Stehende Busse in Oslo, Supercharger ohne Strom in Chicago: Bei Frost verbrauchen Batteriefahrzeuge mehr Energie, das Laden dauert oft länger.

Kälte setzt auch E-Autos zu: Volvo lädt auf in Tigard im US-Bundesstaat Oregon Foto: Jenny Kane/ap

Berlin taz | In Chicago fallen bei tiefstem Frost einige Ladesäulen von Tesla aus, in Norwegens Hauptstadt Oslo reduziert Winterkälte von minus 20 Grad die Reichweiten der 250 städtischen Elektrobusse – einige bleiben liegen. Öko-Kritiker triumphieren, die FAZ beschreibt die E-Mobilität als eine „Schönwettertechnik, die nur unter Idealbedingungen Freiheit garantiert“. Tatsächlich kommt alles, was mobil ist, bei Winterwetter ins Rutschen, auch Verbrenner-Fahrzeuge. Deshalb entstand einst der legendäre Slogan der Bahn: „Alle reden vom Wetter. Wir nicht“.

Die Vorfälle mit den Superchargern in den USA sind offenbar Kinderkrankheiten der E-Mobilität, die jedoch zu bewältigen sind. Denn rein physikalisch, darauf weist EnBW als großer Betreiber von Ladeparks hin, sei Kälte bei Schnellladern sogar von Vorteil, weil die Kabel aufgrund der hohen Ladeströme stets aufwendig gekühlt werden müssten.

Gleichwohl zieht sich der Ladevorgang bei kühlen Temperaturen oft in die Länge. „Im Winter dauert das Laden an unseren Stationen im Mittel zehn Prozent länger als im Sommer“, sagt ein EnBW-Sprecher. Das aber liegt nicht an den Ladesäulen, sondern an den Fahrzeugen. Deren Batteriemanagementsystem reduziert nämlich die Ladeleistung, bis die Batterie auf eine ausreichend hohe Temperatur aufgeheizt wurde. Würde bei niedrigen Temperaturen zu schnell geladen, würde das die Zellen schädigen.

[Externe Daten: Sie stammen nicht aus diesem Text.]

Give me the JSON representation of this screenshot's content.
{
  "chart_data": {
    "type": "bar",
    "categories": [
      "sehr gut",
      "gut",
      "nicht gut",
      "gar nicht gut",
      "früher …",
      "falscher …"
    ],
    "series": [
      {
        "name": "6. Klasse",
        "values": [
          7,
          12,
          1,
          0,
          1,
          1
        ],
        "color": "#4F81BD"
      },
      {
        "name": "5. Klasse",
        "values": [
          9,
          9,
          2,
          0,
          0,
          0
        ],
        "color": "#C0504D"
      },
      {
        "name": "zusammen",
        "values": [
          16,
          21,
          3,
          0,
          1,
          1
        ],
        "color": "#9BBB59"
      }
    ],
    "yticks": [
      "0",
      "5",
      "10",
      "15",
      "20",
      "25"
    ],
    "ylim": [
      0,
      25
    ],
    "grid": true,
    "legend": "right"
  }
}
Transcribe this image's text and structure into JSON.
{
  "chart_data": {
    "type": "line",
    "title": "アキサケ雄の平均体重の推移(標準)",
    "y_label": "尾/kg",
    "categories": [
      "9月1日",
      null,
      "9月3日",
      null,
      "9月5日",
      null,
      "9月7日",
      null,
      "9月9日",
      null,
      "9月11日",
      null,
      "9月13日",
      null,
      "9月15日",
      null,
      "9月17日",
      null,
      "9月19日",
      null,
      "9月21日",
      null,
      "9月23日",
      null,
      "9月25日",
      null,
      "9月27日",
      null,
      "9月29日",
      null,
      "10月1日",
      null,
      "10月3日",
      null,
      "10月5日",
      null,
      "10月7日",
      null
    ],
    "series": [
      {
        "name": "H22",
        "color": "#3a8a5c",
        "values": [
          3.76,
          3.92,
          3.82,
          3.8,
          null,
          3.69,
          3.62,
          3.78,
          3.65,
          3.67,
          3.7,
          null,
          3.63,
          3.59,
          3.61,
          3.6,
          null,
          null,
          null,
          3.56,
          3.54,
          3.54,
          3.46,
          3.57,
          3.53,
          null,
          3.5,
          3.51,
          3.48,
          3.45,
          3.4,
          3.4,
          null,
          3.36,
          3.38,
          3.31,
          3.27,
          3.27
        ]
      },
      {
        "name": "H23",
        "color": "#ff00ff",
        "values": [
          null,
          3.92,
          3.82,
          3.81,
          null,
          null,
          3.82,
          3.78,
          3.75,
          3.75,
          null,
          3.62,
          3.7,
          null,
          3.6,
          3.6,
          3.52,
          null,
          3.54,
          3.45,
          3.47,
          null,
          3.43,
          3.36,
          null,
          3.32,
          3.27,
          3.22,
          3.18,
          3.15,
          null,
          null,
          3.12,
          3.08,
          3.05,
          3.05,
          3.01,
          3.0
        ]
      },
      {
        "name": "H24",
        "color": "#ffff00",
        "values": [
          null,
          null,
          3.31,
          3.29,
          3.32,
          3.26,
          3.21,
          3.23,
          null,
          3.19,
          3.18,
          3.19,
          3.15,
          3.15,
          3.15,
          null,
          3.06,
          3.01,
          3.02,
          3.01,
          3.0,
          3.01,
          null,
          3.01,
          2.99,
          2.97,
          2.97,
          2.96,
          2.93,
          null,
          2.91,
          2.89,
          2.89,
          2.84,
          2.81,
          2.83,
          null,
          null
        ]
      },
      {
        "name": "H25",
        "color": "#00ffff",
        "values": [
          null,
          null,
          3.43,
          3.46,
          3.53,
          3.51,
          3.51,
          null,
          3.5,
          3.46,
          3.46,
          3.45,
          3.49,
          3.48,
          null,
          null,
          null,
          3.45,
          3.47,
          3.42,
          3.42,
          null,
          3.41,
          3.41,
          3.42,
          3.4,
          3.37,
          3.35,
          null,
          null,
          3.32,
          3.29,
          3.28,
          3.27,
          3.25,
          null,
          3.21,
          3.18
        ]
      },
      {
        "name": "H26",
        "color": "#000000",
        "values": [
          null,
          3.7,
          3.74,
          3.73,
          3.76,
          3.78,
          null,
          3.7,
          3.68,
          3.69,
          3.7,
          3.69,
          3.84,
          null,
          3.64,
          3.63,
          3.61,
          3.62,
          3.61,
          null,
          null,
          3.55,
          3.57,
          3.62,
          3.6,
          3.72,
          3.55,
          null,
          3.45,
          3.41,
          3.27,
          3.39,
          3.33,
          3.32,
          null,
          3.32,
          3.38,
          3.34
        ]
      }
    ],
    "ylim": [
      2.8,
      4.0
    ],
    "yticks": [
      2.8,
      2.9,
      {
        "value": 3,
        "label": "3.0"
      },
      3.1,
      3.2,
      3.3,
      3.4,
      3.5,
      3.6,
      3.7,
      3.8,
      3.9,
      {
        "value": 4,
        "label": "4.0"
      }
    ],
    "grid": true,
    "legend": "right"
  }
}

Aus diesem Grund werden die Akkus nur in einem Temperaturfenster etwa zwischen 15 und 35 Grad mit maximaler Leistung geladen. Die optimale Ladetemperatur der Batterie variiert etwas, abhängig vom Typ – denn auch bei Lithium-Ionen-Akkus gibt es Varianten der Zellchemie. Da die Ladedauer bei Kälte von den Fahrzeugen und Nutzerverhalten abhängt, gibt es in der Praxis Unterschiede. Manche Ladevorgänge gingen bei Kälte genauso schnell vonstatten wie im Sommer, bei anderen schlage die Kälte umso mehr zu Buche, heißt es bei EnBW.

Batterie braucht „Wohlfühltemperatur“

Die Unterschiede ergeben sich vor allem aufgrund der Vorkonditionierung der Batterie. Konkret heißt das, dass diese erwärmt oder bei Bedarf auch gekühlt wird. Immer mehr Fahrzeugmodelle nehmen diese Vorkonditionierung heute bereits während der Fahrt vor. Das kann per Knopfdruck oder auch automatisch geschehen, wenn das Navigationssystem eine Schnellladestation ansteuert.

Wer jedoch sein E-Fahrzeug nach langem Stillstand bei Kälte zur Ladesäule bringt, muss auf die Vorkonditionierung warten – und das dauert. Da die Batterie während längerer Fahrt ohnehin erwärmt wird, sei es „effektiver, eine Ladung mit hoher Leistung abends nach der Fahrt als morgens vor der Fahrt vorzunehmen“, erklärt dazu der ADAC.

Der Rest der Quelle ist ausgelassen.